復旧作業は急がなければなりません。しかし作業を優先させるあまり、自分たちが災害にあうのは避けねばなりません。

そのため、作業に先立って避難先を確認するようにします。雨が降ってきたら情報収集する。
もし大雨が予測されたり、避難勧告などが発令されれば、避難するようにしました。

また自社以外で作業を行っている人とも情報を共有し、迅速な避難をするようにしました。

2)について。
平時の工事であれば、工事箇所は囲って、関係者以外の立入を禁止する措置をとります。

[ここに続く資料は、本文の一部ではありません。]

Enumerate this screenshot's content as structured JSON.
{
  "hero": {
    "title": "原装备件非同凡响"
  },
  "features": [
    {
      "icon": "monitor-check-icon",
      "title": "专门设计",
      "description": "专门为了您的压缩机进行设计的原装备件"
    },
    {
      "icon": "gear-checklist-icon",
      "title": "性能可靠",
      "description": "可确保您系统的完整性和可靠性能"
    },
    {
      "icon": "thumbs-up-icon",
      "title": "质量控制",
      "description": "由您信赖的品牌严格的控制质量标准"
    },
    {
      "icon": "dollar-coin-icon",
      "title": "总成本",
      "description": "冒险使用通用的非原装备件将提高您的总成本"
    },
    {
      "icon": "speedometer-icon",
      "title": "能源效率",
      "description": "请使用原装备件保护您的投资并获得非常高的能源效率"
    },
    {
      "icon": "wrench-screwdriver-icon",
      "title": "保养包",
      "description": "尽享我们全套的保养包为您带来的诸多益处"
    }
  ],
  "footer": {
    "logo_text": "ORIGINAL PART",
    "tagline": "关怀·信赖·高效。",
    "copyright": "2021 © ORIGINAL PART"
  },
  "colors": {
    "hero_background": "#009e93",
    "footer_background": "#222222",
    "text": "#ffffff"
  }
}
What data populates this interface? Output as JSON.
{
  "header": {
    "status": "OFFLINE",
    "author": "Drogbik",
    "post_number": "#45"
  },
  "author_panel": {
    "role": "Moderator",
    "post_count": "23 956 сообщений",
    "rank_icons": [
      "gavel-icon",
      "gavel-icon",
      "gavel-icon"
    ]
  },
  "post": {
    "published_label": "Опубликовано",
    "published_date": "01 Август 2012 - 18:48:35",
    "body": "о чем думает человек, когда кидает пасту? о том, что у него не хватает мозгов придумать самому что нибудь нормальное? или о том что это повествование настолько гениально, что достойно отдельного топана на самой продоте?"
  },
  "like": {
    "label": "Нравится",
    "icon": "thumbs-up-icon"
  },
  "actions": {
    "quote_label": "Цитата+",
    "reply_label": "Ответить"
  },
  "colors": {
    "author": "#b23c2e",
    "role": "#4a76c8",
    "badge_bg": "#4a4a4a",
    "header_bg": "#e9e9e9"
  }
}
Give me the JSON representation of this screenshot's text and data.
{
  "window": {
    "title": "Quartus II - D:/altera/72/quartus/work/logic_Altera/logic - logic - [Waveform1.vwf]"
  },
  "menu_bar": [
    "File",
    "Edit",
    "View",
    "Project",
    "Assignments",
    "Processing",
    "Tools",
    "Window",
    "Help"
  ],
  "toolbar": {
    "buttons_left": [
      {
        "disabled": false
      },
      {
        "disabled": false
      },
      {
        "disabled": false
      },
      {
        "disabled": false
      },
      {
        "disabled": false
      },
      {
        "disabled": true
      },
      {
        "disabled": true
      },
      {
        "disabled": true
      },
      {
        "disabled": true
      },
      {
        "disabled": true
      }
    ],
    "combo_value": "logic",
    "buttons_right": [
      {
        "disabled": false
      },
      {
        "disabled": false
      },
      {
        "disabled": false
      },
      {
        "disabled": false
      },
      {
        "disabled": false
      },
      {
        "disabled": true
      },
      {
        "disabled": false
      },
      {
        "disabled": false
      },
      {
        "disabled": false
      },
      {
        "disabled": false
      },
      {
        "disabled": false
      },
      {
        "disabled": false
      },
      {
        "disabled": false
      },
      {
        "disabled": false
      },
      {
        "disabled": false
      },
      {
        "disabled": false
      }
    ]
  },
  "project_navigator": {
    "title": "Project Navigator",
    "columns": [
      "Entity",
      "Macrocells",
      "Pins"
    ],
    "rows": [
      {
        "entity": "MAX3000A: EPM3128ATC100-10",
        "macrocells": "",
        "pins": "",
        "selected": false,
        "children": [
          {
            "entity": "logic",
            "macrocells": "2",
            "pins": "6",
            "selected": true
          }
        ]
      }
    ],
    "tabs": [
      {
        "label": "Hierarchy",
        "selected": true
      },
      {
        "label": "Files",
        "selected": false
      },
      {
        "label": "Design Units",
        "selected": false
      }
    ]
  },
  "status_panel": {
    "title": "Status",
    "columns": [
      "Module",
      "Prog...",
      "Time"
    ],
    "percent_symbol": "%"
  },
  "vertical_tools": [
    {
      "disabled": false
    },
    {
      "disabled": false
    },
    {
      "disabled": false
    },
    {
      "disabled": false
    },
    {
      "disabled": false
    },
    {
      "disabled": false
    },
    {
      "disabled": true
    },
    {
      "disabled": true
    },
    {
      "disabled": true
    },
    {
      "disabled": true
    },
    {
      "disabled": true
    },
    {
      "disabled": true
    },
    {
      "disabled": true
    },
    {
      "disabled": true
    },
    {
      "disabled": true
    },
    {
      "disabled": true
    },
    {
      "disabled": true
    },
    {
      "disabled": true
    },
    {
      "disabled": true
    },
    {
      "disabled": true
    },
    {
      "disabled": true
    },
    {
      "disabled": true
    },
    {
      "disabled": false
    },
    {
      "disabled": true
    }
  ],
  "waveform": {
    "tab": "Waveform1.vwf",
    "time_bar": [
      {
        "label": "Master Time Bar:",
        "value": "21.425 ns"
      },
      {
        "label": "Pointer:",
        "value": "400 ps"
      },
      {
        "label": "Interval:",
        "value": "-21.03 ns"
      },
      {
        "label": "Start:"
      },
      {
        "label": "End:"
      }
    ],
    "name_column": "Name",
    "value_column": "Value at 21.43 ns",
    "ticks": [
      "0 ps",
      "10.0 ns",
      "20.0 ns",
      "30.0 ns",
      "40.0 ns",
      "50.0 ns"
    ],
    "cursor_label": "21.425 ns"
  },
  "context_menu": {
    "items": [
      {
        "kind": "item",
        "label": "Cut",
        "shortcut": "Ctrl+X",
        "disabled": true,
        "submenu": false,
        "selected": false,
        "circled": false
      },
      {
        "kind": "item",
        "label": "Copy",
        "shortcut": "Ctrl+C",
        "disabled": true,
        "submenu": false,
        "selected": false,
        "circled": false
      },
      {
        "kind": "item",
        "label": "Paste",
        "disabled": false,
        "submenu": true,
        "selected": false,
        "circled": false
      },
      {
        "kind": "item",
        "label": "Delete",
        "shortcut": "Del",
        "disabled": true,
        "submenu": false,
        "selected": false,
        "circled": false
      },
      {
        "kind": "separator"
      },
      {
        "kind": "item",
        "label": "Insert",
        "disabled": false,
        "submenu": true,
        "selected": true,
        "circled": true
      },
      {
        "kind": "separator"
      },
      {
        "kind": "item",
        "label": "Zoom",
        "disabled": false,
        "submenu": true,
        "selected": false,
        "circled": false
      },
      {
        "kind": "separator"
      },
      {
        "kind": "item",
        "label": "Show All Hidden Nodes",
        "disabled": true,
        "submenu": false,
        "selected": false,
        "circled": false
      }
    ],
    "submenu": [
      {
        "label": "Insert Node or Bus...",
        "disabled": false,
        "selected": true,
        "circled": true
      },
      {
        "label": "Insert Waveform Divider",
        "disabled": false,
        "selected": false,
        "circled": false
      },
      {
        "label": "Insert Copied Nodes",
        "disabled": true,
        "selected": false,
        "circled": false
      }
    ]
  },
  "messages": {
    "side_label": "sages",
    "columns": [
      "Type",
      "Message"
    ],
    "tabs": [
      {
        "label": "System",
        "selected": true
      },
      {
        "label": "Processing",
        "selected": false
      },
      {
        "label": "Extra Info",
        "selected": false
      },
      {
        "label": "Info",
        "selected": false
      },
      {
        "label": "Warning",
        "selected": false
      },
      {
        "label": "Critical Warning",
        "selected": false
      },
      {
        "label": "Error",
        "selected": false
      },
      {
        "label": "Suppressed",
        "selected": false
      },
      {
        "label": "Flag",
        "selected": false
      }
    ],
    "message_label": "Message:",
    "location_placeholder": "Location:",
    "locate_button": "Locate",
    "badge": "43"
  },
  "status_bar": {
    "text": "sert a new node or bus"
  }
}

しかし復旧現場ではそうもいきません。
被害が集中している場所では、道路復旧、水道復旧、ガス管復旧などの工事が同時に行うという状況もありえます。さらに災害復旧のボランティアの作業しているので、人が入り乱れて作業したりします。

ボランティアの方の活動範囲と、復旧工事の活動範囲とは区別がありますが、それでも多少の接触は避けられません。
スコップで泥を掻きだしている側で、大型トラックが走り、ショベルカーが土砂を積んでいる。そのような光景も見られます。

土木建設工事に不慣れな人も入り乱れる作業現場。
作業員以外の第三者の事故にも十分注意を払わなければなりません。

そのために、誘導員や監視員を配置すし、周囲の作業員と作業範囲や内容を共有するようにしました。

以上2点を、重点項目として、災害復旧作業にあたっていきます。


最後にボランティアの方に参加される方もいらっしゃるでしょうが、事故に巻き込まれないように、お願いがあります。

まず、不用意に工事をしている箇所に近づかないでください。
特にショベルカーなどの機械や掘削している穴などは近づかないでください。
穴を掘っていれば、中を見たくなるかもしれませんが、特に面白いものありませんので、どうかご遠慮ください。

次に道路を歩く時は、横に広がらないようにしてください。土で路側帯が隠れていたり、歩道が土砂で埋まっているので、車道を歩くこともあるでしょう。しかしトラックも頻繁に行き交う道路ですので、交通事故には十分注意して下さい。

しばらくは、復旧作業は続くと思います。
どうか作業にあたられる方は、事故なく安全に作業を行っていただければと思います。

いち早く無事に復旧されることを祈ります。